Like a lot of people, I am using some of my lockdown time to sort out things in the house. Actually I had already decided to do that because my mother died last autumn, and making room for the stuff from her home we didnt want to give away or sell meant some de-cluttering was necessary in any case. But the peace of social distancing has encouraged me to go further with this than I otherwise might have done.
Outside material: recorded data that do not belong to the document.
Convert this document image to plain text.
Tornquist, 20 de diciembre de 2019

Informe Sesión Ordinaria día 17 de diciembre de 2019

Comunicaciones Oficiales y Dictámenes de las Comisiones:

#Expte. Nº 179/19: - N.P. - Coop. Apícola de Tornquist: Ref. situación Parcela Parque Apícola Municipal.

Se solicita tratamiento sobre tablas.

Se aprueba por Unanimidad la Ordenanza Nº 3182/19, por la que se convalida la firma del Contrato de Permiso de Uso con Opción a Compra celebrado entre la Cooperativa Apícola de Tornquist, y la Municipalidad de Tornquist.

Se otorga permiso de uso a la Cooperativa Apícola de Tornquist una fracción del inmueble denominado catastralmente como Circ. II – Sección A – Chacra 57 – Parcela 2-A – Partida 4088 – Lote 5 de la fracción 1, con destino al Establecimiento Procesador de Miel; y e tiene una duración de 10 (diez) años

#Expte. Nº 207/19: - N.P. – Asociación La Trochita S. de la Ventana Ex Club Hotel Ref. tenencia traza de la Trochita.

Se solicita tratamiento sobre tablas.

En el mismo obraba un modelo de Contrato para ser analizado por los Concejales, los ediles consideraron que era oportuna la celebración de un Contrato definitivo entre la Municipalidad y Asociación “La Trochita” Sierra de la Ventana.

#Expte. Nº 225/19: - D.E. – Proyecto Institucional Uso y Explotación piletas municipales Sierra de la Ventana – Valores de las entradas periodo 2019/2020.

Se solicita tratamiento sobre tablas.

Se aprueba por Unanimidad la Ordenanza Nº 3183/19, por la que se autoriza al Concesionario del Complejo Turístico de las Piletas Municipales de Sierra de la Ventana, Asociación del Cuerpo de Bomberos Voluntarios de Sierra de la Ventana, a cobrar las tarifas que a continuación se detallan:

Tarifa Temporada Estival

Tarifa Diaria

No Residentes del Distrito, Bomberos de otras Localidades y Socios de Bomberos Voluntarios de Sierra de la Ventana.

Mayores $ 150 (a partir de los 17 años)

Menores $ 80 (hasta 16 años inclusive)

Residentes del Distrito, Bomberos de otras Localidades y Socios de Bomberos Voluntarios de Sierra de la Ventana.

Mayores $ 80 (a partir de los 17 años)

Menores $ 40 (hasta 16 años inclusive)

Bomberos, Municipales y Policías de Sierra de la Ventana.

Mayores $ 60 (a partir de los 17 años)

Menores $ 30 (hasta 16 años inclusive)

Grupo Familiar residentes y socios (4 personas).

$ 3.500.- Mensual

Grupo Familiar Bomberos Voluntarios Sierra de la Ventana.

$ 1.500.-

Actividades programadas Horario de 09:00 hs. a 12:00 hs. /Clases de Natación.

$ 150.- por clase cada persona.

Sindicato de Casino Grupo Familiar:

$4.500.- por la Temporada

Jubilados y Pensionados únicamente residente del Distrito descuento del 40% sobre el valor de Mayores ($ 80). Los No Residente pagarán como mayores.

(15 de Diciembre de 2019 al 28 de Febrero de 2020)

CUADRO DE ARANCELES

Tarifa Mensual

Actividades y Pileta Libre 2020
My bookshelves are full of books which I bought and never got round to reading, or read long ago and have forgotten about. One of the great pleasures of enclosure has been finding and reading or rereading some of these:
Sara Maitland’s book of stories inspired by the Stations of the Cross in St John’s Bethnal Green. I read Simon of Cyrene in my Passiontide meditation, but the others too are well written, and several moved me to tears. The story of Veronica is also deeply moving – it emerges she was the woman whose haemorrhage was cured by touching the hem of the garment Jesus was wearing, and so wiping his face was a small repayment for her healing. That will defintely come out next Lent.
A book written by a patient of mine twenty-five years ago when I was in London; I probably read it at the time but had forgotten all about it. I reread it and found it was a well written, thoughtful fairytale which like Tolkien or the Narnia stories tells great truths about the nature and purpose of life. I found the email address of the author on the web and got back in touch with her, to our mutual delight.
I found and re-read “The Hound and the Falcon” – a strange but fascinating set of letters by Antonia White, written during her return to faith in the early days of World War II. Some people have compared the current crisis to those times, but reading a contemporary account makes it clear it was very different and much, much more terrible – not least because it was unleashed deliberately by human beings on each other.
A E Housman’s “A Shropshire lad” was lodged between two scores in my printed music collection. How it got there I cannot imagine but finding it again I cant resist sharing one of my favourite poems in it:
Loveliest of trees, the cherry now
Is hung with bloom along the bough,
And stands about the woodland ride
Wearing white for Eastertide.
Now, of my threescore years and ten,
Twenty will not come again,
And take from seventy springs a score,
It only leaves me fifty more.
And since to look at things in bloom
Fifty springs are little room,
About the woodlands I will go
To see the cherry hung with snow.
Sorting out the CD’s has produced some finds too; Dvorak’s Mass in D I sang on a tour in Avignon twenty years ago – a lovely and underperformed piece. Underperformed too are the Bach Cantata’s which we bought as part of a very cheap box of his collected works some years ago. There are over 200 and many of them contain music as fine as in the Passions and the Christmas Oratorio which we hear regularly. I’ve printed off a list and hope to listen to them all in time, though we will probably have a vaccine for Covid 19 before I have finished them.
Not everything is worth keeping; the garage is slowly filling with boxes to go to the charity shops when they reopen. But I amrealising that by having fewer books, less stuff in general, it is easier to see and appreciate what I do have and to use it properly. Perhaps a metaphor for life in general.
This morning I found a book of French poetry which includes this gem I had never read before, by Marcelene Desbordes- Valmore whom I had never heard of:
‘irai, j’irai porter ma couronne effeuillée
Au jardin de mon père où revit toute fleur ;
J’y répandrai longtemps mon âme agenouillée :
Mon père a des secrets pour vaincre la douleur.
J’irai, j’irai lui dire au moins avec mes larmes :
” Regardez, j’ai souffert… ” Il me regardera,
Et sous mes jours changés, sous mes pâleurs sans charmes,
Parce qu’il est mon père, il me reconnaîtra.
Il dira: ” C’est donc vous, chère âme désolée ;
La terre manque-t-elle à vos pas égarés ?
Chère âme, je suis Dieu : ne soyez plus troublée ;
Voici votre maison, voici mon coeur, entrez ! “
Ô clémence! Ô douceur! Ô saint refuge ! Ô Père !
Votre enfant qui pleurait, vous l’avez entendu !
Je vous obtiens déjà, puisque je vous espère
Et que vous possédez tout ce que j’ai perdu.
Vous ne rejetez pas la fleur qui n’est plus belle ;
Ce crime de la terre au ciel est pardonné.
Vous ne maudirez pas votre enfant infidèle,
Non d’avoir rien vendu, mais d’avoir tout donné.
Very comforting for someone who often feels like a flower that is no longer beautiful.